It’s not unusual that all 15 students in one of Dr. Maureen Eke’s
African American literature course sections at Central Michigan
University are White. What’s striking, however, is that Black students
and their Black professor from a campus located hundreds of miles away
are beamed onto a large television screen to join Dr. Eke and her
students in class discussions and lectures.
For the students at historically Black University of Arkansas-Pine
Bluff and their teacher, Dr. Bettye Williams, participation in these
class discussions and lectures is made possible by interactive
television equipment.
“African American literature, in essence, seems to be a natural way
to create a community of learners between diverse institutions,” Eke
says.
The diversity movement in higher education has taken many forms in
the past several years. Beyond recruiting a diverse array of students,
administrators and faculty, some schools have begun requiring diversity
courses in the curriculum and encouraging students to volunteer in
nearby communities. Such initiatives have grown popular as educators
increasingly search for ways to prepare their students to enter a
diverse workforce.
In the case of Central Michigan University (CML) and the University
of Arkansas-Pine Bluff (UAPB), technology is seen as another tool for
enhancing campus diversity. School officials and faculty members are in
the third year of a five-year project that combines team teaching with
two educational technologies: interactive television, or ITV, and the
Internet. The Building Community Through Technology (BCTT) project, is
funded by the W.K. Kellogg Foundation for $1.3 million over five years.

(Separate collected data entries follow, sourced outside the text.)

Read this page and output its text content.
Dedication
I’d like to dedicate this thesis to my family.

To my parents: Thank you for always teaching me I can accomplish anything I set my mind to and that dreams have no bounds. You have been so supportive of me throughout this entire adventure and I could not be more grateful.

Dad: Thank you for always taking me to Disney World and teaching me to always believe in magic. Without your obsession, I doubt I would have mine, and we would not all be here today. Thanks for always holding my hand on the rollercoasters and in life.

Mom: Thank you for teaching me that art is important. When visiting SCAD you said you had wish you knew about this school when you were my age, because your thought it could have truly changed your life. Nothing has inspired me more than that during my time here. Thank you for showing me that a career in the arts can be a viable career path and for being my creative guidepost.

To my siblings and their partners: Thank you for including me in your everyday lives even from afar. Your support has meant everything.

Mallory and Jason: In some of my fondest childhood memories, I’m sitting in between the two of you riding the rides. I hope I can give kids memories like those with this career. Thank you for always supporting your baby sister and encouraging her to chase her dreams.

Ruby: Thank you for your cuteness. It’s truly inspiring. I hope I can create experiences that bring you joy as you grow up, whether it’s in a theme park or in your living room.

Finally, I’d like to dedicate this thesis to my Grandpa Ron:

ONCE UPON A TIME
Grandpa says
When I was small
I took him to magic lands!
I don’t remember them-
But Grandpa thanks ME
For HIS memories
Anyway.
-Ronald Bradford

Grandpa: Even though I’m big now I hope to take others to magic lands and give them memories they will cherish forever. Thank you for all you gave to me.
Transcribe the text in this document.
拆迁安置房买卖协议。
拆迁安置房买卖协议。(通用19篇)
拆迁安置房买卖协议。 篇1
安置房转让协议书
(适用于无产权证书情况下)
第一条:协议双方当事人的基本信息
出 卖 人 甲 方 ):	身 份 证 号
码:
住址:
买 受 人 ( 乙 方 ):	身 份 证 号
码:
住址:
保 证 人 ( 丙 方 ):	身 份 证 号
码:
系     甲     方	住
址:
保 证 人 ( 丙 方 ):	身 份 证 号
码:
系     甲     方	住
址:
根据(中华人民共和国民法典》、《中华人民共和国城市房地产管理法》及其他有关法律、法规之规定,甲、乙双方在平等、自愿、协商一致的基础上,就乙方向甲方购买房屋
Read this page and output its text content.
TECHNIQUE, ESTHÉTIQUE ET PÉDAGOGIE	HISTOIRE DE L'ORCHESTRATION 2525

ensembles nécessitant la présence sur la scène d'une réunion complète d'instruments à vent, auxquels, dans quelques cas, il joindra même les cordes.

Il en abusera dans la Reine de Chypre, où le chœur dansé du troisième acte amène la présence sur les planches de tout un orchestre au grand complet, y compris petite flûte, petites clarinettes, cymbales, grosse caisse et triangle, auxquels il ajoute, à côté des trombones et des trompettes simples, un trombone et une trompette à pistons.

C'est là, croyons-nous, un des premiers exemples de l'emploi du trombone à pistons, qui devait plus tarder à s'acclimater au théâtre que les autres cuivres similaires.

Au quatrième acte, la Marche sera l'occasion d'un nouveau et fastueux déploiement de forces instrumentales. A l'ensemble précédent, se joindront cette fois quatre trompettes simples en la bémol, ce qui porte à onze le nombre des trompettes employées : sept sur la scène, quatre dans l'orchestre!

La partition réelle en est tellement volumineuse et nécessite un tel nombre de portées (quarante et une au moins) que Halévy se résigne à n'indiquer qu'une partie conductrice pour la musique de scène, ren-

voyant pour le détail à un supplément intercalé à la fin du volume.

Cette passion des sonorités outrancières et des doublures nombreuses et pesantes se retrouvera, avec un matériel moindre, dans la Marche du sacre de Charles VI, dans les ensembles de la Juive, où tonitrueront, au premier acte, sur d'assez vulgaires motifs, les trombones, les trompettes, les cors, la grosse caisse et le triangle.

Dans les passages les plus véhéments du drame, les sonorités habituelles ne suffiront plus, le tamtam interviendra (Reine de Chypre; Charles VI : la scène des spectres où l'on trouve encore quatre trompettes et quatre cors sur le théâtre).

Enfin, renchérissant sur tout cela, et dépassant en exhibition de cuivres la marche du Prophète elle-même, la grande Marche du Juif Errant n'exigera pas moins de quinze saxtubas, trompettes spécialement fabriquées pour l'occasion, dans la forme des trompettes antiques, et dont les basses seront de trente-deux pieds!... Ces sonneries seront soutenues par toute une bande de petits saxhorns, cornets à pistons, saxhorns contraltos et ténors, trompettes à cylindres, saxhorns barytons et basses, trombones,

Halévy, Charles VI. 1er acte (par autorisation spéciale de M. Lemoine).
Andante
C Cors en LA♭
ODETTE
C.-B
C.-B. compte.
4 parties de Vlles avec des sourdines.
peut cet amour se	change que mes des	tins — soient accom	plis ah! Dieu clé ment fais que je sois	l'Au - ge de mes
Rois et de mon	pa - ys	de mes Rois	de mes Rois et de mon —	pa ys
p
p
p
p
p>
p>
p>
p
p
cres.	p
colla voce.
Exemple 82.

The project uses television equipment to allow a teacher and his or
her students on one campus to conduct a class with students and a
faculty member on another campus, and vice versa. The respective
classrooms are linked by interactive television technology, which
involves the transmission of live audio and video through telephone
lines. Thus, students and faculty at both locations participate in
discussions, pose questions and conduct class exercises.
“Our hope is to add two classes a year to the project,” says Dr.
Carole Beere, project co-director and dean of graduate studies at CMU.